[Python-Dev] Unicode Imports

Sat Sep 9 20:52:48 CEST 2006

Nick Coghlan wrote:
> David Hopwood wrote:
>> Martin v. Löwis wrote:
>>> Nick Coghlan schrieb:
>>>
>>>> So this is taking something that *already works properly on POSIX
>>>> systems* and making it work on Windows as well.
>>>
>>> I doubt it does without side effects. For example, an application that
>>> would go through sys.path, and encode everything with
>>> sys.getfilesystemencoding() currently works, but will break if the patch
>>> is applied and non-mbcs strings are put on sys.path.
>>
>> Huh? It won't break on any path for which it is not already broken.
>>
>> You seem to be saying "Paths with non-mbcs strings shouldn't work on
>> Windows, because they haven't worked in the past."
> 
> I think MvL is looking at it from the point of view of consumers of the
> list of strings in sys.path, such as PEP 302 importer and loader
> objects, and tools like module_finder. Currently, the list of values in
> sys.path is limited to:
> 
> 1. 8-bit strings
> 2. Unicode strings containing only characters which can be encoded using
> the default file system encoding

On Windows, file system pathnames can contain arbitrary Unicode characters
(well, almost).

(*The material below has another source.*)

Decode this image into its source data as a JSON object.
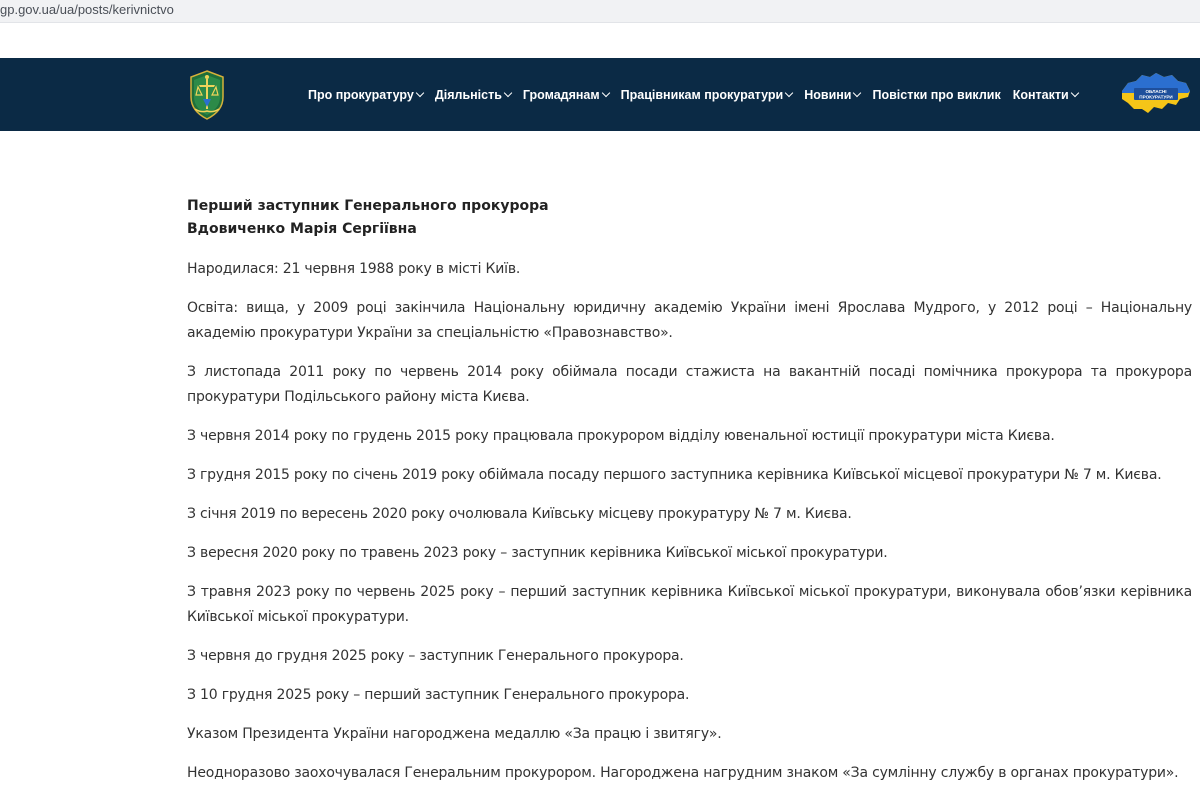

Despite the existence of "ANSI" filesystem APIs, and
regardless of what 'sys.getfilesystemencoding()' returns, the underlying
file system encoding for NTFS and FAT filesystems is UTF-16LE.

Thus, either:
 - the fact that sys.getfilesystemencoding() returns a non-Unicode encoding
   on Windows is a bug, or
 - any program that relies on sys.getfilesystemencoding() being able to
   encode arbitrary Windows pathnames has a bug.

We need to decide which of these is the case.

-- 
David Hopwood <david.nospam.hopwood at blueyonder.co.uk>